Consumer card spending grew 9.3 per cent in May compared to the same period in 2021, inflated both by the rising cost of living, and the fact that last year’s demand was artificially dampened due to the travel and hospitality restrictions still in place. On the other hand, certain categories saw spending decline compared to last year, either due to high levels of pent-up demand in 2021 following the easing of Covid-19 restrictions, or the direct impact of rising living costs, with Brits reining in spending on subscriptions and dining out.
Data from Barclaycard reveals that spending on essential items grew 4.8 per cent, largely propped up by inflation, and a 24.8 per cent surge in fuel spend as petrol and diesel prices continued to climb. There was also a significant rise (83.3 per cent) in public transport spending, reflecting the fact that more Brits are now commuting to offices compared to the same period last year, when working-from-home guidance was still in place.
Shopping at supermarkets and specialist food and drink stores saw slight declines (-2.0 per cent and -0.9 per cent respectively) compared to May 2021, when it’s likely that more of the nation were cooking at home rather than eating and drinking out, due to the Covid measures still in place at the time. Another possible reason for these declines is that over two fifths (41 per cent) of consumers now say they are looking for ways to reduce the cost of their weekly shop, to adjust for rising living costs.
Spending on non-essential items grew 11.6 per cent year-on-year, largely driven by hospitality and leisure spending, which increased significantly (67.2 per cent) compared to the same period last year, when the rule of six was still in place and indoor venues were only open for half of the month.
However, this was the smallest uplift in non-essential spending since March 2021. This is due to many retail categories not seeing the same demand as they did in May 2021, when shoppers flocked back to stores following the reopening of non-essential retail in April, as well as the current impact of rising living costs on discretionary spending.
It was a particularly strong month for the travel industry, which outpaced inflation and saw triple-digit growth (189.7 per cent) compared to last year, when there were many more international restrictions in place. Encouragingly, the sector also grew month-on-month, with travel agents seeing a sizeable uplift of 24.2 per cent and airlines growing 6.6 per cent, as more holidaymakers booked their summer trips abroad. Hotels, resorts and accommodation also grew (1.2 per cent) month-on-month, suggesting a parallel rise in staycation booking in May.

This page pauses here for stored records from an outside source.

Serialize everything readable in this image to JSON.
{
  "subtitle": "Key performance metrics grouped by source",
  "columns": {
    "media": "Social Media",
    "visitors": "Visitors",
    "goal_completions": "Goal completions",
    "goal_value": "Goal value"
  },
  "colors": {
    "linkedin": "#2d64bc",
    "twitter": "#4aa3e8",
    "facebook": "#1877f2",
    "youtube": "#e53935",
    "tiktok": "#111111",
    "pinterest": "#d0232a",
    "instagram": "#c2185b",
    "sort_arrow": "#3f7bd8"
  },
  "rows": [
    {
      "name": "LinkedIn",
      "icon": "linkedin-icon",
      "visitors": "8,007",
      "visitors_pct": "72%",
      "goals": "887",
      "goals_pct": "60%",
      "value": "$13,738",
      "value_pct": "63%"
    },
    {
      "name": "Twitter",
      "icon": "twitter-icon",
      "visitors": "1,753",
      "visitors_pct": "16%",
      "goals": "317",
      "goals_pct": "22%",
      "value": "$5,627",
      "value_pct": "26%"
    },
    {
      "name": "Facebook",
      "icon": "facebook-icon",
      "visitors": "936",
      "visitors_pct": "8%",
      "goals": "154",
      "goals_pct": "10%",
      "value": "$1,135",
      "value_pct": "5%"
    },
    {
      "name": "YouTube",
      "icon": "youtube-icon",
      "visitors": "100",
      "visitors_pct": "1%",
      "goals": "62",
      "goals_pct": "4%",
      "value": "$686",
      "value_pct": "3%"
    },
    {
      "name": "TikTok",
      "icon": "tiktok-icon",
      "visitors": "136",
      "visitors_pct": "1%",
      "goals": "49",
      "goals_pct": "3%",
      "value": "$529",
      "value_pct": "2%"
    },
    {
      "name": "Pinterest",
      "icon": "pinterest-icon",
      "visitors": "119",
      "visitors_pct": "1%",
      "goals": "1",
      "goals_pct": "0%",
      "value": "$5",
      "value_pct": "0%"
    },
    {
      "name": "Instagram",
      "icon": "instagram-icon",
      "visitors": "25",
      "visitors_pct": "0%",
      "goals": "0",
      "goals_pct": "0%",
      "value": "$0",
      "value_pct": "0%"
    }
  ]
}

Rising energy prices meant average spending on utilities per customer surged 34.5 per cent in May compared to the same period in 2021. In fact, almost nine in 10 (88 per cent) say they are concerned about rising household and energy bills, while four in 10 (41 per cent) are looking for ways to save energy and water at home.
The cost-of-living squeeze is also leading Brits to rein in their spending on eating and drinking out, with restaurants (-5.9 per cent) and bars, pubs and clubs (-1.2 per cent) seeing slight declines when comparing spending in May 2022 with April 2022.
José Carvalho, Head of Consumer Products at Barclaycard, said:
“The cost of living squeeze is clearly influencing discretionary spending habits, with figures showing a decline in subscriptions, and a drop in spending at restaurants, bars, pubs and clubs. Despite this, there are some encouraging signs, particularly in travel industry, as Brits’ appetite for going abroad continues to grow as we approach the summer holidays.
“While consumer confidence continues to fall, we hope to see at least ay short-term boost thanks to the Jubilee Weekend, and the recently announced £400 energy bill discount coming in October.”
Jasmine Birtles, Financial Expert, said:
“The nation is clearly starting to feel the effects of rising prices, and unfortunately this is likely to continue over the months ahead. However, there are a number of money-saving hacks that we can all use to cut down our spend while keeping the same quality of life (although I know that many have already put these in place).
“Particularly popular moves that don’t impact our day-to-day life are to use vouchers and eat early when going to restaurants, to cancel monthly subscriptions that we hardly use (gyms, magazines, streaming services) and to share car journeys where possible – even getting rid of our own car and just hiring one when needed. Another big help is to turn anything we don’t use into cash. This means having a big de-clutter every few months and selling unwanted products online as well as renting out the driveway, garage and spare room if they’re lying empty.”